Unwrapping the foot, he stood it on the bench and looked at it assessingly.

‘A good, clean job,’ he said.

‘There’s nothing good about it.’

‘Probably the colt hardly felt it.’

‘How was it done?’ I asked.

‘Hm.’ He considered. ‘There’s no other point on the leg that you could amputate a foot without using a saw to cut through the bone. I doubt if a single swipe with a heavy knife would achieve this precision. And achieve it several times, on different animals, right?’

I nodded.

‘Yes, well, I think we might be looking at game shears.’

‘Game shears?’ I exclaimed. ‘Do you mean those sort of heavy scissors that will cut up duck and pheasant?’

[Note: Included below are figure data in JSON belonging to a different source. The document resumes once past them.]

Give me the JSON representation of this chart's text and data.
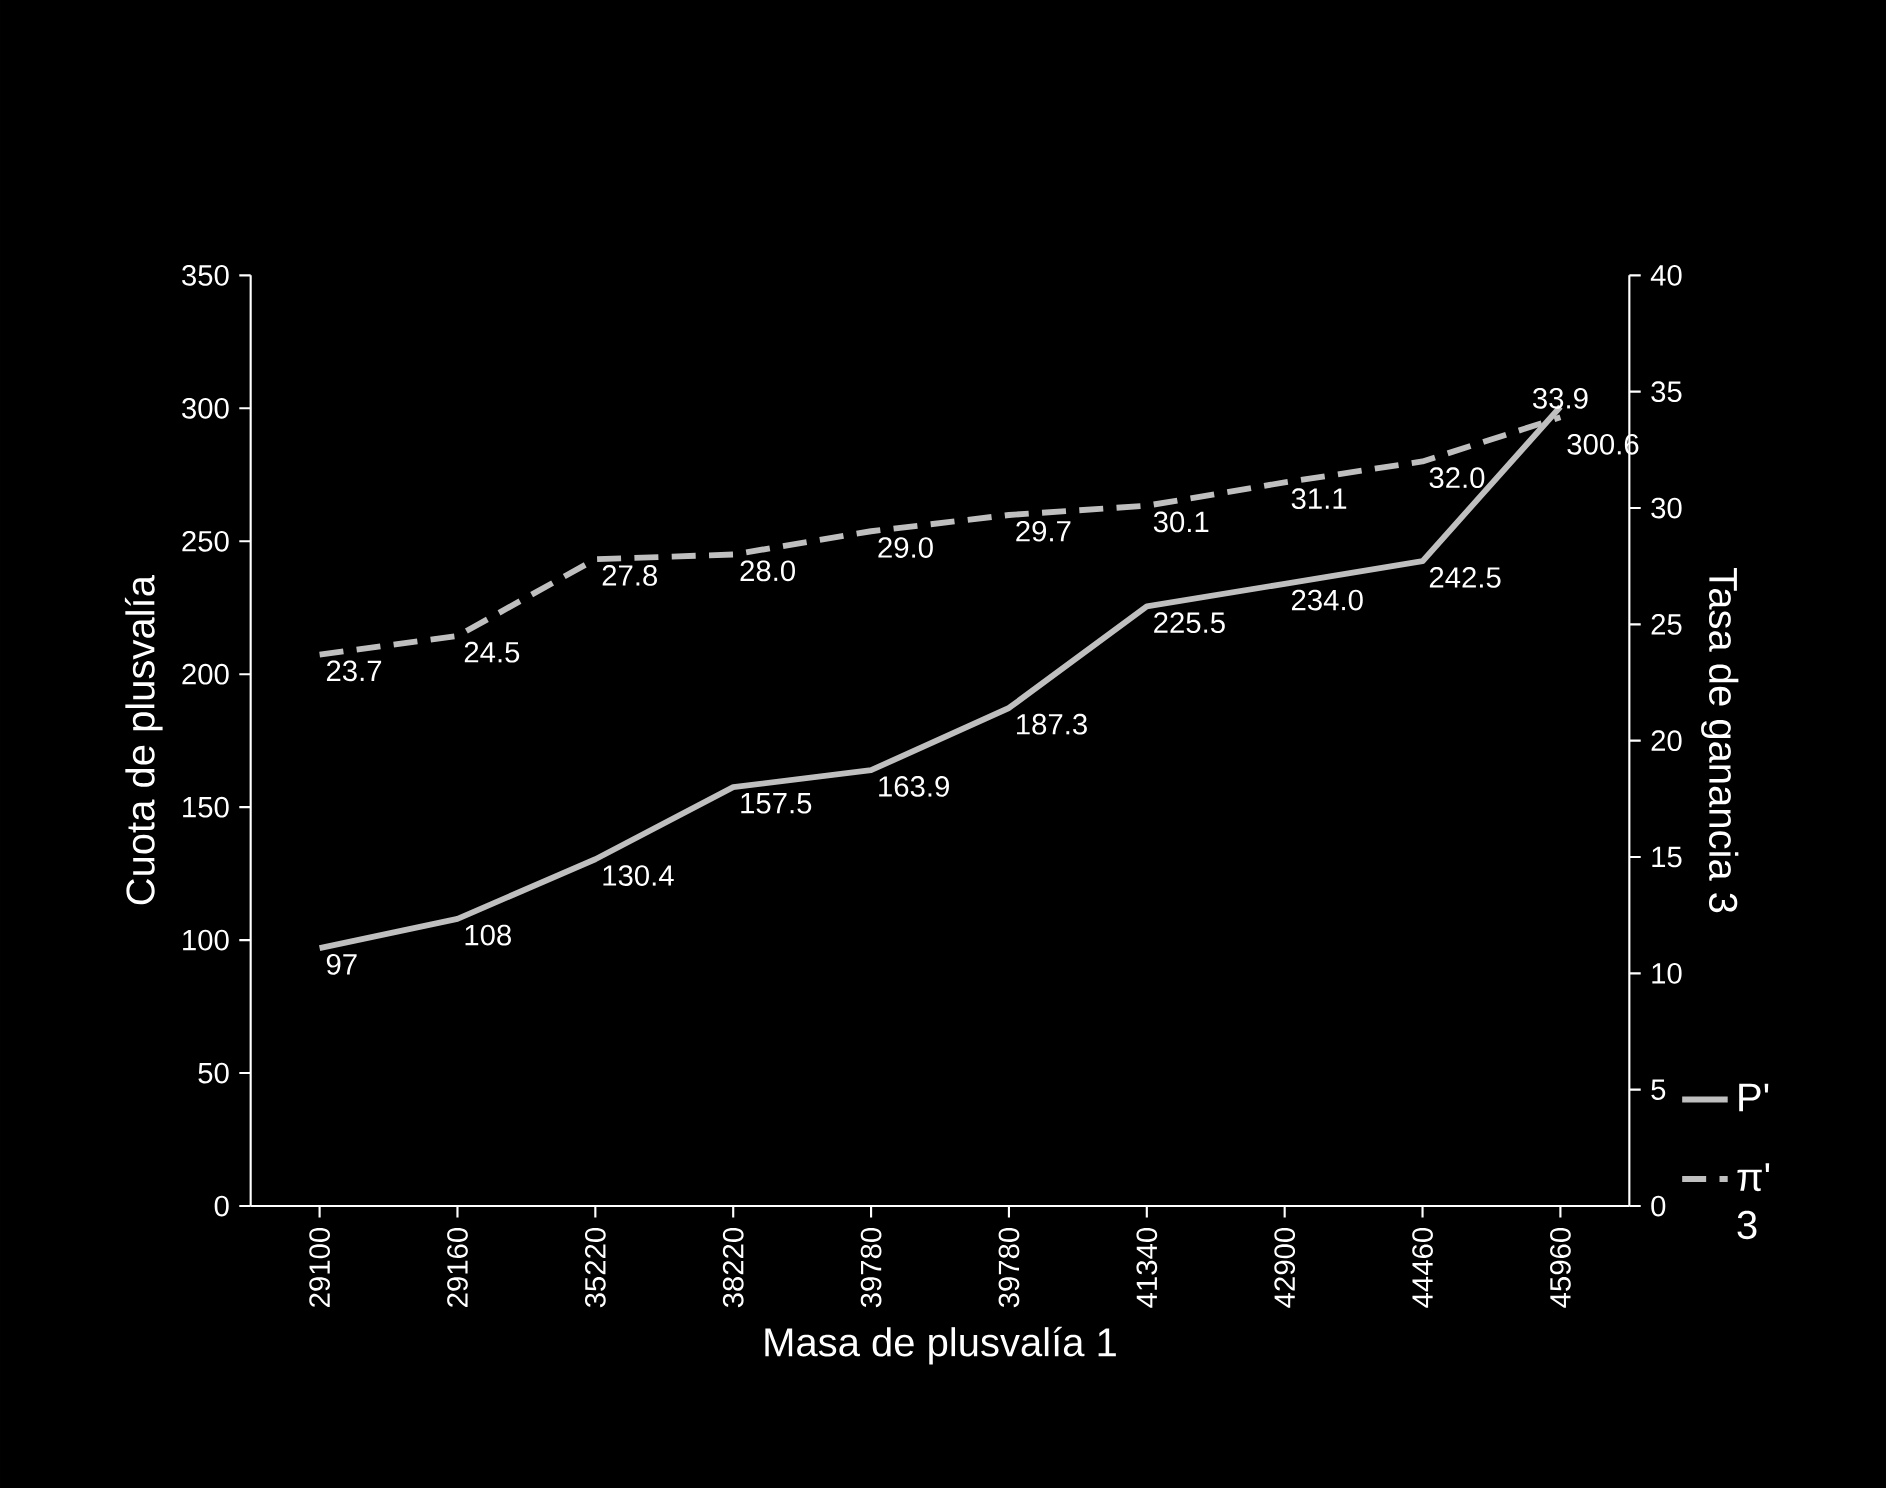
{
  "chart_data": {
    "type": "line",
    "xlabel": "Masa de plusvalía  1",
    "ylabel": "Cuota de plusvalía",
    "y2label": "Tasa de ganancia  3",
    "categories": [
      "29100",
      "29160",
      "35220",
      "38220",
      "39780",
      "39780",
      "41340",
      "42900",
      "44460",
      "45960"
    ],
    "ylim": [
      0,
      350
    ],
    "yticks": [
      0,
      50,
      100,
      150,
      200,
      250,
      300,
      350
    ],
    "y2lim": [
      0,
      40
    ],
    "y2ticks": [
      0,
      5,
      10,
      15,
      20,
      25,
      30,
      35,
      40
    ],
    "legend": "bottom right",
    "series": [
      {
        "name": "P'",
        "color": "#bfbfbf",
        "line_style": "solid",
        "values": [
          97,
          108,
          130.4,
          157.5,
          163.9,
          187.3,
          225.5,
          234.0,
          242.5,
          300.6
        ],
        "value_labels": [
          "97",
          "108",
          "130.4",
          "157.5",
          "163.9",
          "187.3",
          "225.5",
          "234.0",
          "242.5",
          "300.6"
        ]
      },
      {
        "name": "π' 3",
        "color": "#bfbfbf",
        "line_style": "dashed",
        "axis": "y2",
        "values": [
          23.7,
          24.5,
          27.8,
          28.0,
          29.0,
          29.7,
          30.1,
          31.1,
          32.0,
          33.9
        ],
        "value_labels": [
          "23.7",
          "24.5",
          "27.8",
          "28.0",
          "29.0",
          "29.7",
          "30.1",
          "31.1",
          "32.0",
          "33.9"
        ]
      }
    ]
  }
}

‘Something along those lines, yes.’

‘But those shears aren’t anywhere near big enough for this.’

He pursed his mouth. ‘How about a gralloching knife, then? The sort used for disemboweling deer out on the mountains?’

‘Jeez.’

‘There are signs of compression, though. On balance, I’d hazard heavy game shears. How did he get the colt to stand still?’

‘There were horse nuts on the ground.’

He nodded morosely. ‘Slimeball.’

‘There aren’t any words for it.’

He peered closely at the raw red and white end of the pastern. ‘Even if I can reattach the foot, the colt will never race.’

‘His owner knows that. She wants to save his life.’

‘Better to collect the insurance.’

‘No insurance. A quarter of a million down the drain. But it’s not the money she’s grieving over. What she’s feeling is guilt.’

He understood. He saw it often.

Eventually he said, ‘I’ll give it a try. I don’t hold out much hope.’

‘You’ll photograph this as it is?’

He looked at the foot. ‘Oh, sure. Photos, X rays, blood tests on the colt, micro-stitching, every luxury. I’ll get on with anesthetizing the colt as soon as possible. The foot’s been off too long…’ He shook his head. ‘I’ll try.’

‘Phone my mobile.’ I gave him the number. ‘Anytime.’

‘See you, Sid. And catch the bugger.’

He bustled away, taking the foot with him, and I returned to my car to find Jonathan not only still there but jogging around with excitement.

‘What’s up?’ I asked.

‘That Land-Rover that pulled the trailer that brought the colt…’

‘What about it?’

‘It’s got a red dragon on the windshield!’

‘What? But you said a blue—’

‘Yeah, yeah, it wasn’t the vet’s Land-Rover I saw in the lane, but it’s got a red dragon transfer on it. Not exactly the same, I don’t think, but definitely a red dragon.’

I looked around, but the horse ambulance was no longer in sight.

‘They drove it off,’ Jonathan said, ‘but I saw the transfer close to, and it has letters in it.’ His voice held triumph, which I allowed was justified.

‘Go on, then,’ I said. ‘What letters?’

‘Aren’t you going to say “well done”?’

‘Well done. What letters?’

‘E.S.M. They were cut out of the red circle. Gaps, not printed letters.’ He wasn’t sure I understood.

‘I do see,’ I assured him.

I returned to the hospital to find Bill and asked him when he’d bought his Land-Rover.

‘Our local garage got it for us from a firm in Oxford.’

‘What does E.S.M. stand for?’

‘God knows.’

‘I can’t ask God. What’s the name of the Land-Rover firm in Oxford?’

He laughed and thought briefly. ‘English Sporting Motors. E.S.M. Good Lord.’

‘Can you give me the name of someone there? Who did you actually deal with?’

With impatience he said, ‘Look, Sid, I’m trying to scrub up to see what I can do about sticking the colt’s foot back on.’